Lo que se entregó como un show de Miku Hatsune, sin ver a lo demás, fue lo mismo que se nos dio en Canadá y Estados Unidos. Porque hay que aclarar, fue parte de la gira de Norteamérica. Aconteció como una experiencia con un audio espectacular, completamente entrañable, visuales interesantes y un servicio caro.
Sin embargo, al hablar del resto de cosas y, sobre todo, de los productos en venta… por decir poco, nos entregaron nada más que migajas. ¿Pero quién tuvo la culpa realmente aquí?
Te veo a ti, Crypton
En pocas palabras, los únicos culpables aquí fueron Crypton Future Media, dueños de los Vocaloids. Por mucho rato se estuvieron señalando tanto a Ocesa, Ticketmaster o, inclusive, Crunchyroll. Sin embargo, aunque dos de ellos si poseyeron deficiencias, solo a uno se le puede señalar.
Hay que aclarar una cosa: Crunchyroll, el patrocinador, fue solo eso, el encargado de la publicidad. Por otro lado, Ocesa y Ticketmaster se hicieron cargo de ser la promotora del evento y de la venta de boletos, respectivamente.
Todas las empresas se deslindaron automáticamente y le echaron la culpa a Crypton, quienes, mediante la cuenta oficial de Hatsune Miku, declararon que ni siquiera los glow sticks llegarían por “razones de transportación”. Aunque se puede pensar que pasó lo mismo con el resto de la mercancía, hacerlo es parcialmente incorrecto.
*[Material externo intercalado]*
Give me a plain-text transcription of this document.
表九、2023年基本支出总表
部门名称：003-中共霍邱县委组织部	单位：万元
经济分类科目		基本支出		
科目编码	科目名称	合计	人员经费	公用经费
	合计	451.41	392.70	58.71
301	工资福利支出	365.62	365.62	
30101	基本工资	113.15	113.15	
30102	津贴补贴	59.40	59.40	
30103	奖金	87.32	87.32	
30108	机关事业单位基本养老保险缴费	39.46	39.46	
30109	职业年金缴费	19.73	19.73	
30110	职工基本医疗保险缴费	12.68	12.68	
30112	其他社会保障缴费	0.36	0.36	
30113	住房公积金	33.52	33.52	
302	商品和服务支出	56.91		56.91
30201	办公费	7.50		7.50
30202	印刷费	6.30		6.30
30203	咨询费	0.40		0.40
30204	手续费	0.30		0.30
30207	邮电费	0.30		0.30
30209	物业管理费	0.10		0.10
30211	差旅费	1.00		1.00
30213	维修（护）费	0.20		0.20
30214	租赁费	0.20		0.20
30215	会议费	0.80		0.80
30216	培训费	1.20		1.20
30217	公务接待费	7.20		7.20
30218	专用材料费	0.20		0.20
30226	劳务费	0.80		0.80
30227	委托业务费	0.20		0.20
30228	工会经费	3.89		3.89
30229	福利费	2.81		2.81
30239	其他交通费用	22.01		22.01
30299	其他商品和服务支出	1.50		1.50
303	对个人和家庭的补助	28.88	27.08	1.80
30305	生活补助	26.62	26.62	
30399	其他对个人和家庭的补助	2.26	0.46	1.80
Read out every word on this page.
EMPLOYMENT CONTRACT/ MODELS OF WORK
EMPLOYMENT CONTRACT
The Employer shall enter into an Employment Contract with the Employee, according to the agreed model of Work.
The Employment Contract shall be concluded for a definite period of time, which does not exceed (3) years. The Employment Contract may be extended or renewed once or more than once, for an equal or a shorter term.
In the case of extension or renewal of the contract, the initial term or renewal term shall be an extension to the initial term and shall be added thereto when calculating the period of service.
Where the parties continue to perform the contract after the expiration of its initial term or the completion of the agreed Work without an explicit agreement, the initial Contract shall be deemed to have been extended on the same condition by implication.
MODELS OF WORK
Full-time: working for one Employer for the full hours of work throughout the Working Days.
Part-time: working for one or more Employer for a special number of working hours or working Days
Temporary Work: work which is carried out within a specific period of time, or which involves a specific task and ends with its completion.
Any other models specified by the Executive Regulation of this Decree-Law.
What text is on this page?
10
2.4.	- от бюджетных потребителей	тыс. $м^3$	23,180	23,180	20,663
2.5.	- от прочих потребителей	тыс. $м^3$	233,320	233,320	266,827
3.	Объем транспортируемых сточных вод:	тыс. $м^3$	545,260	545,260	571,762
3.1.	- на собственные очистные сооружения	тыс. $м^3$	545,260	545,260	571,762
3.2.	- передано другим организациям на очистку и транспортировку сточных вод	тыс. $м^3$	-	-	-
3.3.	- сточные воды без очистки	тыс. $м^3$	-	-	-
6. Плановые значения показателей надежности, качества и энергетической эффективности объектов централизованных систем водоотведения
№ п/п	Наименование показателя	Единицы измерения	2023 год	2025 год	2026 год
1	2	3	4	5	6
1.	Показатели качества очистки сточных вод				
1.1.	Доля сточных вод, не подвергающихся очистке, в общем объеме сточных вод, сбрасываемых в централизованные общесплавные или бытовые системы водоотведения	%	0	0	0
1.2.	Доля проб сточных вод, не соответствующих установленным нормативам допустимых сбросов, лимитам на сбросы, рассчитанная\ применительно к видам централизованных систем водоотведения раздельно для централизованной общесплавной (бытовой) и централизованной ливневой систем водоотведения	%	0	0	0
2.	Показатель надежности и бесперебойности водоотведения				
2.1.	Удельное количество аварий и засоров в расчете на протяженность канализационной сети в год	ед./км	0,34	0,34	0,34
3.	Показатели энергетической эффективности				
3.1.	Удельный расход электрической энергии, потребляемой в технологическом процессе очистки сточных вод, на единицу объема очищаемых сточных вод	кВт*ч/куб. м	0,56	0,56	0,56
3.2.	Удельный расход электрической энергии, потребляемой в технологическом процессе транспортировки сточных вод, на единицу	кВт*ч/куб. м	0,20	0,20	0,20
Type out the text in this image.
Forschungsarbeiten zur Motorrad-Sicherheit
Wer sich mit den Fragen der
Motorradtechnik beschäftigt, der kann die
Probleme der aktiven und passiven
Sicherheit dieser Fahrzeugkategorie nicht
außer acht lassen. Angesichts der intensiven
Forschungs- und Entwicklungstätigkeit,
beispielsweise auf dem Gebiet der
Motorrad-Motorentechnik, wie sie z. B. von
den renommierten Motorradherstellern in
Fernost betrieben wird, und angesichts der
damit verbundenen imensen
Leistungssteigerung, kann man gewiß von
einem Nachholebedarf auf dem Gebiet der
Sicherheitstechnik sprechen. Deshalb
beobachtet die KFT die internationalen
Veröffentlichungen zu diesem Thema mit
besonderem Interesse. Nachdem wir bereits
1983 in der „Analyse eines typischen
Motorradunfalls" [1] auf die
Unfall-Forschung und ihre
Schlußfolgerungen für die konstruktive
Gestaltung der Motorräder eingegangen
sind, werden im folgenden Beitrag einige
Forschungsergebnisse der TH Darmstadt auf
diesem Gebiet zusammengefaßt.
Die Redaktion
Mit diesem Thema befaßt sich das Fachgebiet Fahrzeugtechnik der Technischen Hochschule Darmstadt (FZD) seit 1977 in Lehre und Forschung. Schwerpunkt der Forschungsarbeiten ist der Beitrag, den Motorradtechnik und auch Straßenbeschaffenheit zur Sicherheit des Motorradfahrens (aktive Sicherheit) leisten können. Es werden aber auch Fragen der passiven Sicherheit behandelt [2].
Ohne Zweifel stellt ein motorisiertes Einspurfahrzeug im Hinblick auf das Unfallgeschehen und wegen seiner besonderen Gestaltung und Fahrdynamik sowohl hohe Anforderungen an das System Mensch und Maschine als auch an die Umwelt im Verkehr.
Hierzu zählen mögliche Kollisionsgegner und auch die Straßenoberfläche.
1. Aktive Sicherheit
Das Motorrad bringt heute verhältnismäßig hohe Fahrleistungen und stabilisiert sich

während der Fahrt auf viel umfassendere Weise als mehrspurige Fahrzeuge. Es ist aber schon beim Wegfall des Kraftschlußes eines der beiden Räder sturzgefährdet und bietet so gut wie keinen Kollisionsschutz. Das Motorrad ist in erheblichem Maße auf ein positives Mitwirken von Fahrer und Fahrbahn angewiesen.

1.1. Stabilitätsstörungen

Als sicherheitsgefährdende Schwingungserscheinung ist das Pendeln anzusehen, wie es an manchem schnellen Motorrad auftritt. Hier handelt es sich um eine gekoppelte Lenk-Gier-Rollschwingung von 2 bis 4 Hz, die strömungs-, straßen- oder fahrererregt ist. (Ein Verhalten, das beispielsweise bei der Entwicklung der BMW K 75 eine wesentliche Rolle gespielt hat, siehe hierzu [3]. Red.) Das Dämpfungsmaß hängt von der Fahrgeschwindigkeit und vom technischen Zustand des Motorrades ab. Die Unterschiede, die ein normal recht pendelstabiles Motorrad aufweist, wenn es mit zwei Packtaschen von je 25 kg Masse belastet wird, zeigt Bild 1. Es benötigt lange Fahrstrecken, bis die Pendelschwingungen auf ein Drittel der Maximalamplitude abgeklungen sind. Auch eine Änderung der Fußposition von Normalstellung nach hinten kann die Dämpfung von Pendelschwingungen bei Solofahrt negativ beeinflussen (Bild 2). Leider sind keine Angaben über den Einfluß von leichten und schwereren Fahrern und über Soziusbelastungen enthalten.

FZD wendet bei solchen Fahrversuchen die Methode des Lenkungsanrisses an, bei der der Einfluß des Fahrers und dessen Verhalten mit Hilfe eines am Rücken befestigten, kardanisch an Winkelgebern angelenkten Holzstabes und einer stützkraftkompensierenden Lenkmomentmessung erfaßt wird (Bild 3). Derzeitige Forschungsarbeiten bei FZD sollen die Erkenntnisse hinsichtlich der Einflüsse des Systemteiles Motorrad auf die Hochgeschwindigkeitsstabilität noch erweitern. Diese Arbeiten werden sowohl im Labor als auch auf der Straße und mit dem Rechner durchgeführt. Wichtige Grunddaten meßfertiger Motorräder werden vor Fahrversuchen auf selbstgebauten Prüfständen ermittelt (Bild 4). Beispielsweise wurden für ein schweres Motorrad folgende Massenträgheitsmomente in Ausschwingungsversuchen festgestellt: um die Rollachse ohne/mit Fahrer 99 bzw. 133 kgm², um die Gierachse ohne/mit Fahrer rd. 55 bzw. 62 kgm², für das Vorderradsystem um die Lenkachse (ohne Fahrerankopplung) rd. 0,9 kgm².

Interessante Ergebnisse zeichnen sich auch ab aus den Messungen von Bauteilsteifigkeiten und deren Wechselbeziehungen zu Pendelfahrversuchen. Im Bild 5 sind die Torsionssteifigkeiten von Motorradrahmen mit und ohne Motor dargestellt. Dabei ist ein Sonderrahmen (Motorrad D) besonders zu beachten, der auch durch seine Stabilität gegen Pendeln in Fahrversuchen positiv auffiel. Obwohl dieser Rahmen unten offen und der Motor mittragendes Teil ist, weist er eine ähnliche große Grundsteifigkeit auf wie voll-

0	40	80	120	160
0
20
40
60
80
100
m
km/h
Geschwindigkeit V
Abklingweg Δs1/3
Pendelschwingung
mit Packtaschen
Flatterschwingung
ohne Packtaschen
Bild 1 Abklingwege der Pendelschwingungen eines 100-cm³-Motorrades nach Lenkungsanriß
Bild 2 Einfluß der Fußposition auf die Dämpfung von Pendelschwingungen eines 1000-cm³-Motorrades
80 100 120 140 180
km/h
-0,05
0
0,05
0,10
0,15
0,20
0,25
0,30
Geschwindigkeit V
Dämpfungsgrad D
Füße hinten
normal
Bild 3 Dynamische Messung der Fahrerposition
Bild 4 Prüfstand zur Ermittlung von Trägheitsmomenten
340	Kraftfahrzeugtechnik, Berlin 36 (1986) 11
Las prendas, llaveros y resto de parafernalia fueron hechos aquí, en México. La base fue tomada de la mercancía que llegó al resto de países, su producción se realizó nacionalmente.
Dado que en el país no hay una maquiladora capaz de realizar glow sticks como en el resto de conciertos, las personas tuvieron que recurrir a otras prácticas. Algunos importaron los suyos con antelación, y otros recurrieron al ingenio mexicano de los vendedores ambulantes.
La Exposición Miku
Previo al concierto, de igual manera, hubo bastante confusión con respecto a los boletos VIP y los provenientes de Citibanamex. A su servidor lo mandaron primero a un piso arriba donde estaban la mercancía, para después decirme que mi entrada siempre fue por la planta baja. Por suerte, no me negaron la entrada por registrar el boleto dos veces.
Otro tema fue el que algunos asistentes llegaron ocho horas antes de que empezara el concierto y ya no los dejaban salir.
De cualquier forma, poco hay para reclamar al show en sí, aparte de que la pantalla de proyección no fue la transparente que se usa para dar la ilusión de holograma. La banda invitada tocó excelsamente, parecían que lo daban todo canción tras canción. Se trataron de la guitarrista, Vixen; el tecladista, Tobias Witt; la bajista, Leanne Bowes; y el baterista, Dylan Wood.
El repertorio musical fue lo esperable con las más recientes pistas y algunos clásicos Vocaloid de los seis integrantes principales: Miku Hatsune, los hermanos Rin y Len Kagamine, Meiko, Kaito y Megurine Luka. No obstante, por obvias razones, quien más tuvo tiempo en el escenario fue la que hondeó el nombre en los pósteres.

Eso sí, uno de los momentos más emocionantes se vivió cuando se interpretó World Is Mine, la que es discutiblemente la pieza más famosa entre todas. Asimismo, la gente quedaba maravillada cuando Miku Hatsune se dirigía a la audiencia en español.
Reprochablemente memorable
A pesar de todas las cosas en contra, la Miku Expo México 2024 no fue mala. Aunque me duela, fue bastante mediocre para algo que su nombre significa “El primer sonido del futuro” con sus pasos hacia atrás.
Lo disfruté como nunca, sin embargo. Me emocioné como un niño. Me ilusionó ver a una de mis artistas favoritas que, a pesar de que no existe, me llena el alma con sus canciones. Ojalá pudiese haber sido mejor para hablar maravillas. Se agradece a Ocesa por la invitación al concierto.